Tough to beat the above for succinctness (and subtlety). The matter is one of straight up legal ethics and due process of law. There is a pool of qualified and competent potential judicial substitutions, known as the State courts of appeal. Perhaps the Wisconsin Supreme Court needs a mechanism to avail themselves of it, just in case.
I have several observations about Prof. Esenberg's comments. Firstly, the term "judge shopping" has come to have a pejorative meaning, which, I believe, is why it was chosen for the article. However, filing a motion to recuse a judge who appears to be unfair is not judge shopping. It is, if nothing else, a means of ensuring the appearance of fairness in the proceedings. It no more "sprawls" the litigation process than does conducting voir dire on a jury panel to ensure fairness. So-called "judge shopping" refers to filing a demand for judicial substitution. The litigant need not give a reason for judicial substitution.
Secondly, the objection to Judge Gableman sitting on criminal cases is not that he engaged in campaign speech suggesting that he is "tough on crime", it is that some of his campaign speech was alleged to be an outright prevarication. The ad in question suggested that, by discharging his constitutional and ethical mandate to zealously advocate for his client, Louis Butler was somehow unfit for the Supreme Court — all because the client later committed another crime (after the man had served his sentence). It would have been a blatant violation of the Supreme Court Rules of Professional Conduct had Mr. Butler done anything less.

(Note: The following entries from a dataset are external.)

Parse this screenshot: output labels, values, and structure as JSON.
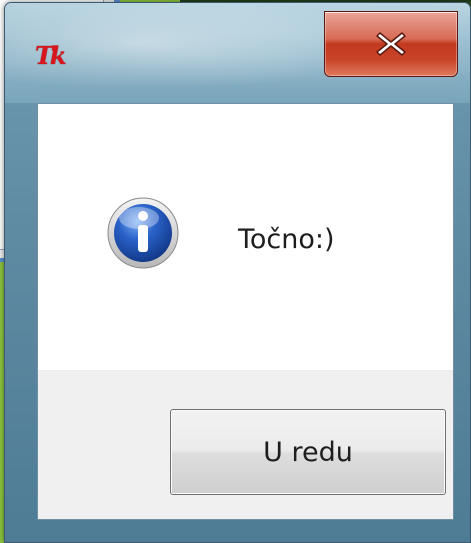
{
  "dialog": {
    "app_icon_text": "Tk",
    "message": "Točno:)",
    "ok_label": "U redu",
    "close_glyph": "X"
  },
  "icons": {
    "app": "tk-feather-icon",
    "message": "info-icon",
    "close": "close-icon"
  },
  "colors": {
    "close_button": "#c9452a",
    "info_icon": "#2a62c9",
    "app_icon": "#d8141c",
    "desktop": "#8dc63f"
  }
}
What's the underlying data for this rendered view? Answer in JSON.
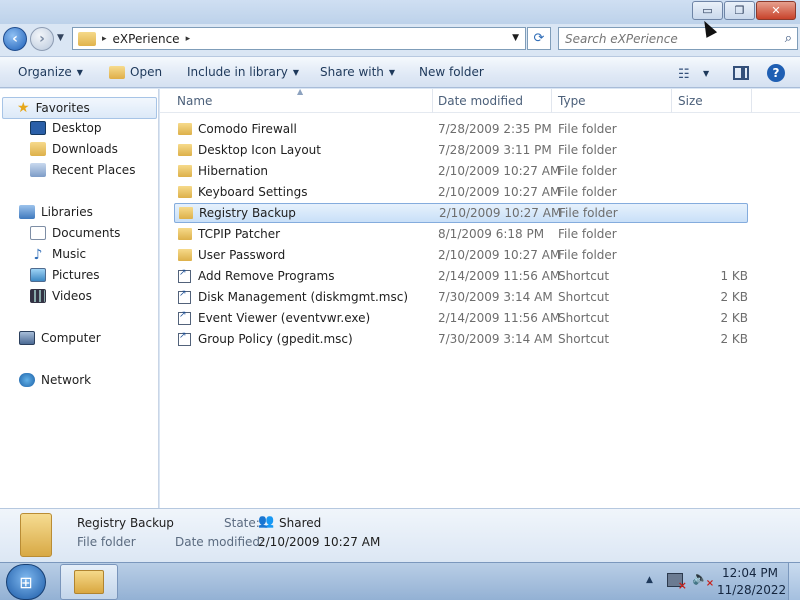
{
  "window": {
    "controls": {
      "minimize": "▭",
      "maximize": "❐",
      "close": "✕"
    }
  },
  "nav": {
    "back": "‹",
    "forward": "›"
  },
  "address": {
    "path": "eXPerience",
    "separator": "▸",
    "search_placeholder": "Search eXPerience"
  },
  "toolbar": {
    "organize": "Organize",
    "open": "Open",
    "include": "Include in library",
    "share": "Share with",
    "new_folder": "New folder"
  },
  "sidebar": {
    "favorites": "Favorites",
    "desktop": "Desktop",
    "downloads": "Downloads",
    "recent": "Recent Places",
    "libraries": "Libraries",
    "documents": "Documents",
    "music": "Music",
    "pictures": "Pictures",
    "videos": "Videos",
    "computer": "Computer",
    "network": "Network"
  },
  "columns": {
    "name": "Name",
    "date": "Date modified",
    "type": "Type",
    "size": "Size"
  },
  "files": [
    {
      "name": "Comodo Firewall",
      "date": "7/28/2009 2:35 PM",
      "type": "File folder",
      "size": "",
      "kind": "folder"
    },
    {
      "name": "Desktop Icon Layout",
      "date": "7/28/2009 3:11 PM",
      "type": "File folder",
      "size": "",
      "kind": "folder"
    },
    {
      "name": "Hibernation",
      "date": "2/10/2009 10:27 AM",
      "type": "File folder",
      "size": "",
      "kind": "folder"
    },
    {
      "name": "Keyboard Settings",
      "date": "2/10/2009 10:27 AM",
      "type": "File folder",
      "size": "",
      "kind": "folder"
    },
    {
      "name": "Registry Backup",
      "date": "2/10/2009 10:27 AM",
      "type": "File folder",
      "size": "",
      "kind": "folder",
      "selected": true
    },
    {
      "name": "TCPIP Patcher",
      "date": "8/1/2009 6:18 PM",
      "type": "File folder",
      "size": "",
      "kind": "folder"
    },
    {
      "name": "User Password",
      "date": "2/10/2009 10:27 AM",
      "type": "File folder",
      "size": "",
      "kind": "folder"
    },
    {
      "name": "Add Remove Programs",
      "date": "2/14/2009 11:56 AM",
      "type": "Shortcut",
      "size": "1 KB",
      "kind": "shortcut"
    },
    {
      "name": "Disk Management (diskmgmt.msc)",
      "date": "7/30/2009 3:14 AM",
      "type": "Shortcut",
      "size": "2 KB",
      "kind": "shortcut"
    },
    {
      "name": "Event Viewer (eventvwr.exe)",
      "date": "2/14/2009 11:56 AM",
      "type": "Shortcut",
      "size": "2 KB",
      "kind": "shortcut"
    },
    {
      "name": "Group Policy (gpedit.msc)",
      "date": "7/30/2009 3:14 AM",
      "type": "Shortcut",
      "size": "2 KB",
      "kind": "shortcut"
    }
  ],
  "details": {
    "name": "Registry Backup",
    "type": "File folder",
    "state_label": "State:",
    "state": "Shared",
    "date_label": "Date modified:",
    "date": "2/10/2009 10:27 AM"
  },
  "taskbar": {
    "time": "12:04 PM",
    "date": "11/28/2022"
  }
}
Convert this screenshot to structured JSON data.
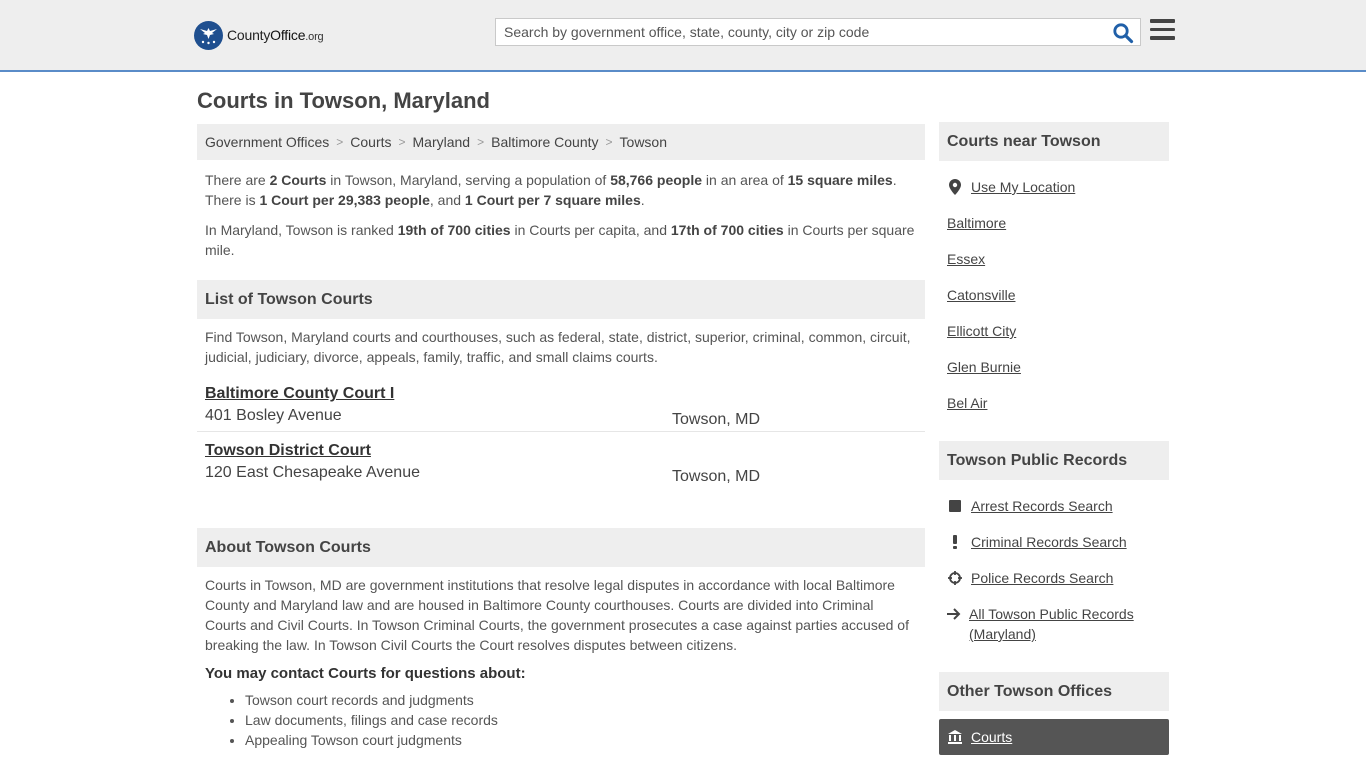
{
  "header": {
    "logo_text_a": "County",
    "logo_text_b": "Office",
    "logo_text_c": ".org",
    "search_placeholder": "Search by government office, state, county, city or zip code"
  },
  "page_title": "Courts in Towson, Maryland",
  "breadcrumb": [
    "Government Offices",
    "Courts",
    "Maryland",
    "Baltimore County",
    "Towson"
  ],
  "intro": {
    "p1": {
      "t1": "There are ",
      "b1": "2 Courts",
      "t2": " in Towson, Maryland, serving a population of ",
      "b2": "58,766 people",
      "t3": " in an area of ",
      "b3": "15 square miles",
      "t4": ". There is ",
      "b4": "1 Court per 29,383 people",
      "t5": ", and ",
      "b5": "1 Court per 7 square miles",
      "t6": "."
    },
    "p2": {
      "t1": "In Maryland, Towson is ranked ",
      "b1": "19th of 700 cities",
      "t2": " in Courts per capita, and ",
      "b2": "17th of 700 cities",
      "t3": " in Courts per square mile."
    }
  },
  "list_section": {
    "heading": "List of Towson Courts",
    "description": "Find Towson, Maryland courts and courthouses, such as federal, state, district, superior, criminal, common, circuit, judicial, judiciary, divorce, appeals, family, traffic, and small claims courts.",
    "courts": [
      {
        "name": "Baltimore County Court I",
        "address": "401 Bosley Avenue",
        "city": "Towson, MD"
      },
      {
        "name": "Towson District Court",
        "address": "120 East Chesapeake Avenue",
        "city": "Towson, MD"
      }
    ]
  },
  "about_section": {
    "heading": "About Towson Courts",
    "body": "Courts in Towson, MD are government institutions that resolve legal disputes in accordance with local Baltimore County and Maryland law and are housed in Baltimore County courthouses. Courts are divided into Criminal Courts and Civil Courts. In Towson Criminal Courts, the government prosecutes a case against parties accused of breaking the law. In Towson Civil Courts the Court resolves disputes between citizens.",
    "contact_heading": "You may contact Courts for questions about:",
    "items": [
      "Towson court records and judgments",
      "Law documents, filings and case records",
      "Appealing Towson court judgments"
    ]
  },
  "sidebar": {
    "near": {
      "heading": "Courts near Towson",
      "use_location": "Use My Location",
      "location_icon": "map-pin-icon",
      "cities": [
        "Baltimore",
        "Essex",
        "Catonsville",
        "Ellicott City",
        "Glen Burnie",
        "Bel Air"
      ]
    },
    "records": {
      "heading": "Towson Public Records",
      "links": [
        {
          "label": "Arrest Records Search",
          "icon": "square-icon"
        },
        {
          "label": "Criminal Records Search",
          "icon": "exclamation-icon"
        },
        {
          "label": "Police Records Search",
          "icon": "crosshair-icon"
        },
        {
          "label": "All Towson Public Records (Maryland)",
          "icon": "arrow-right-icon"
        }
      ]
    },
    "other": {
      "heading": "Other Towson Offices",
      "active_label": "Courts",
      "active_icon": "courthouse-icon"
    }
  },
  "colors": {
    "header_bg": "#eeeeee",
    "header_border": "#5a8cc8",
    "search_icon": "#1f5fa8",
    "active_bg": "#555555"
  }
}
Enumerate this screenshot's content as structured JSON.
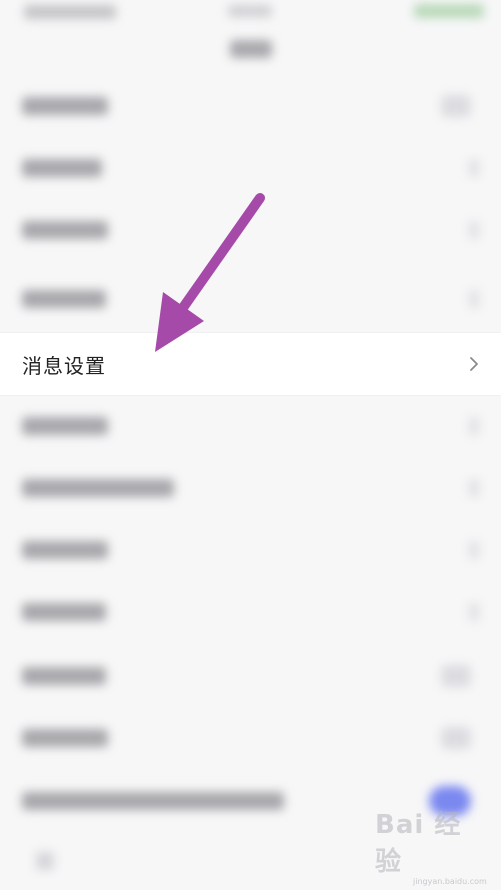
{
  "highlight": {
    "label": "消息设置"
  },
  "watermark": {
    "text": "Bai 经验",
    "url": "jingyan.baidu.com"
  },
  "colors": {
    "arrow": "#a54aa8",
    "background": "#f7f7f8",
    "row": "#ffffff"
  },
  "icons": {
    "chevron": "chevron-right-icon",
    "arrow": "annotation-arrow-icon"
  }
}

It does none of us good, professor, for those who should know better to use derisive terms to describe what is nothing more than an effort to make sure that all litigants are treated fairly.
The argument of the court's conservatives, that certain judicial recusals deny the will of the electorate, cuts both ways. When the justices recuse themselves not on the motion of a party but of their own volition, the same effect upon the electorate obtains.
If the assumption therefore is that the electorate's expectations are enforceable only insofar as the electorate's preferred judge complies with ethical and constitutional requirements, then that argument evaporates altogether, as this is just such a situation.